Y watched for a signal from Hunter telling him all was OK. It came about a minute into the flight, when the plane had achieved a somewhat miraculous 500 feet in altitude. Hunter simply blinked the huge array of navigation lights hanging all over the B-2000. This was the high sign. They were go for the mission.

Y dutifully punched this message into his MVP and told it to send the word immediately to OSS Central.

When he looked up from this operation, he was disheartened to see the big plane was fading fast from view. It was a clear but moonless night, and soon the only evidence that the giant was in the air were those fading navigation lights.

After five minutes or so, they disappeared completely.

At 0100 hours, exactly sixty-five minutes after the B-2000 had left the ground, two squadrons of Air Corps attack bombers swooped in on the eastern edge of the Panama Canal and began bombing Japanese gun emplacements. At the same time, Navy warships, including the USS
Chicago
megacarrier, the only survivor from the Pearl Harbor sneak attack nearly a year ago, began striking at Japanese positions on the western entrance to the waterway.

Several hundred miles to the south, three entire armies—made up of twenty divisions, or close to 400,000 men, crossed the Brazilian border into Peru and moved like a juggernaut to positions west.

By 0500 hours, the monster airplane, flying at 85,000 feet and at a speed of an incredible 1,400 knots, was approaching the outer coastline of Antarctica.

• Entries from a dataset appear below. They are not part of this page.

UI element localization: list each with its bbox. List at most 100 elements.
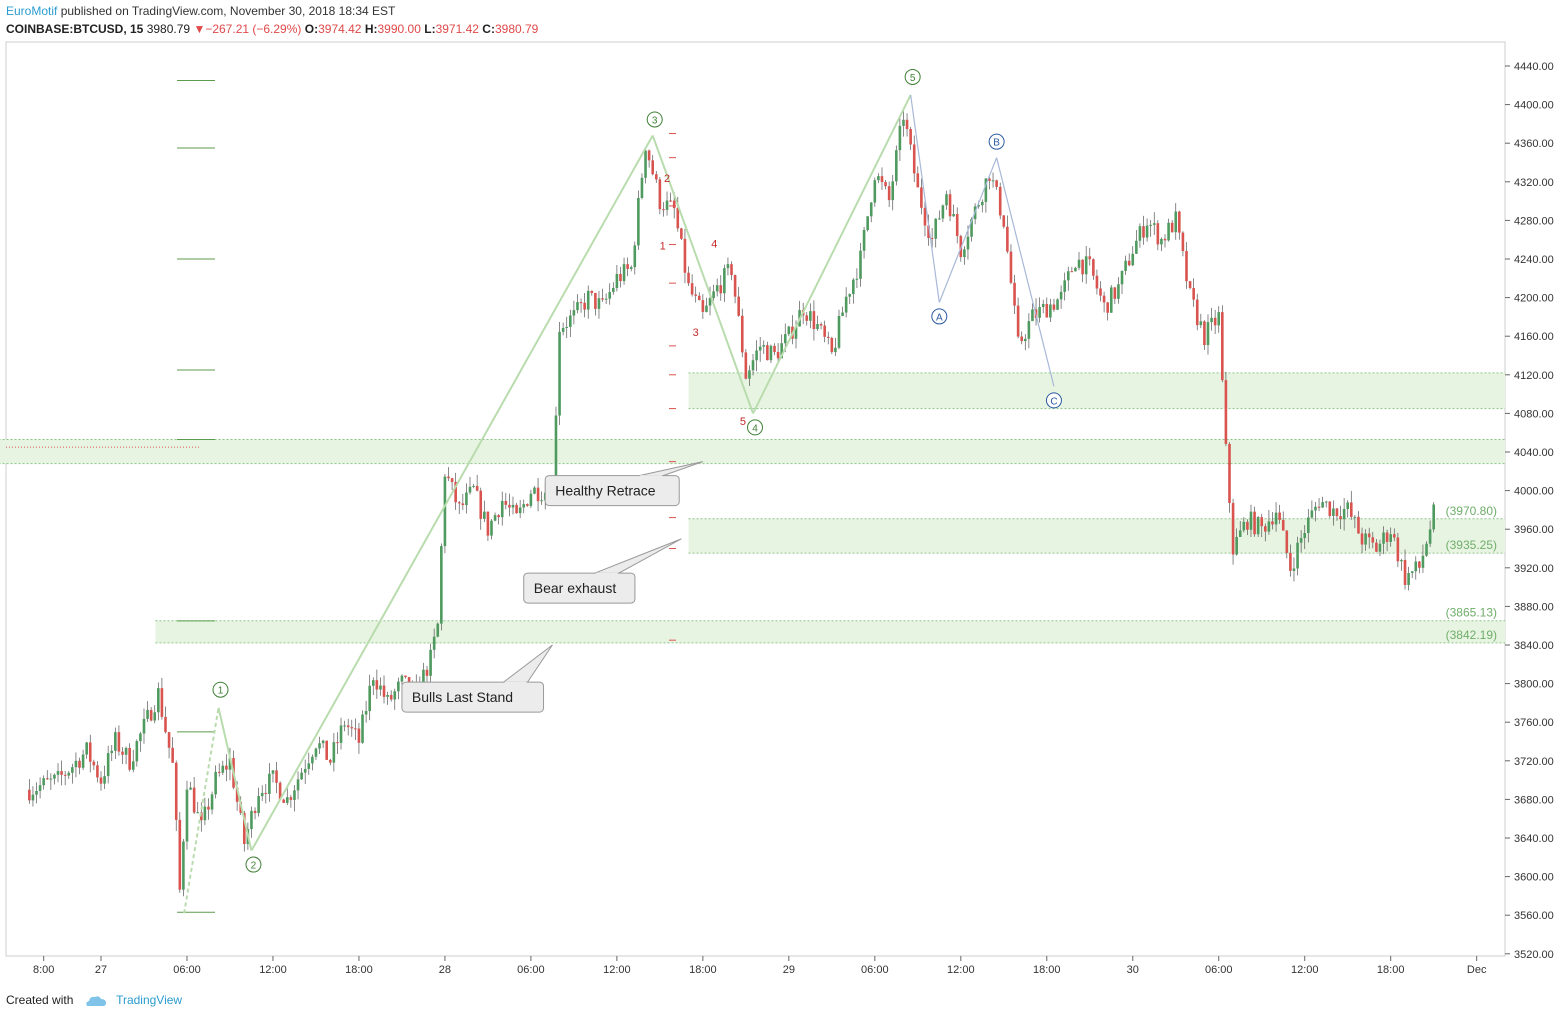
candle-down xyxy=(171,747,174,763)
candle-down xyxy=(479,490,483,519)
candle-up xyxy=(1238,530,1242,537)
candle-down xyxy=(28,789,31,801)
candle-down xyxy=(508,504,511,508)
candle-up xyxy=(1274,512,1278,525)
candle-up xyxy=(715,285,719,292)
x-tick-label: 27 xyxy=(95,964,107,976)
zone-price-label: (3842.19) xyxy=(1446,628,1497,642)
candle-up xyxy=(468,486,472,493)
candle-up xyxy=(1059,291,1063,300)
candle-up xyxy=(1307,517,1310,533)
candle-down xyxy=(1335,508,1339,517)
candle-up xyxy=(1167,222,1170,241)
candle-down xyxy=(121,751,124,755)
candle-up xyxy=(554,415,558,488)
candle-up xyxy=(371,680,375,686)
candle-down xyxy=(887,186,891,201)
candles xyxy=(28,108,1435,897)
candle-up xyxy=(977,205,981,207)
candle-down xyxy=(450,478,454,482)
callout-text: Healthy Retrace xyxy=(555,483,656,499)
candle-down xyxy=(1271,521,1274,525)
candle-down xyxy=(346,725,350,728)
y-tick-label: 3800.00 xyxy=(1514,679,1554,691)
candle-up xyxy=(572,310,576,316)
candle-up xyxy=(586,290,590,310)
candle-down xyxy=(389,694,393,700)
candle-up xyxy=(314,748,318,757)
candle-down xyxy=(1285,530,1289,553)
candle-up xyxy=(393,691,397,700)
candle-down xyxy=(382,685,386,697)
candle-up xyxy=(895,150,898,182)
tradingview-link[interactable]: TradingView xyxy=(116,993,183,1007)
candle-down xyxy=(694,294,697,296)
candle-down xyxy=(819,324,823,326)
candle-up xyxy=(1342,508,1346,520)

If all went well, it would pass over the south pole by 0730 hours and begin its long polar suborbital trip back up the other side of the planet. Always drifting to the west, it was intent on topping the north pole and coming down right above Japan itself.

On West Falkland Island, the man they called God was all alone.

He was in his lab. Everyone else was topside by now. The civilians were back at Summer Point, and his wife was helping them get settled. The STS commandos were already over on East Falkland, starting the rebuilding process at McReady airfield.

The fight was over. It had been a close call. But they had survived. Until next time. Still, he had learned many things from the strange little war. He’d learned about heroism and cowardice. He’d learned that valor had no bounds. He’d seen just how far some men would go to save their comrades. He learned that he might have a son….

These were the thoughts going through his mind as he sat in the room behind the big thick metal door. Yes, there were many secrets down here, near the middle of the earth. Big bombs. The secret of ghosts. Other things.

But nothing like what was behind this second door.

Now the man put his ear to the door and could hear the wind blow, even though he was 250 feet down in the middle of the hill.

He hit a few buttons. After all that had happened, he felt like looking on the other side today.

He unlocked the portal and waited for it to swing open. He had to be very careful here. Sometimes this could be a little unpredictable. He strapped on a safety harness which was attached to chains on the opposite side of the wall. One could never be too cautious, he liked to think.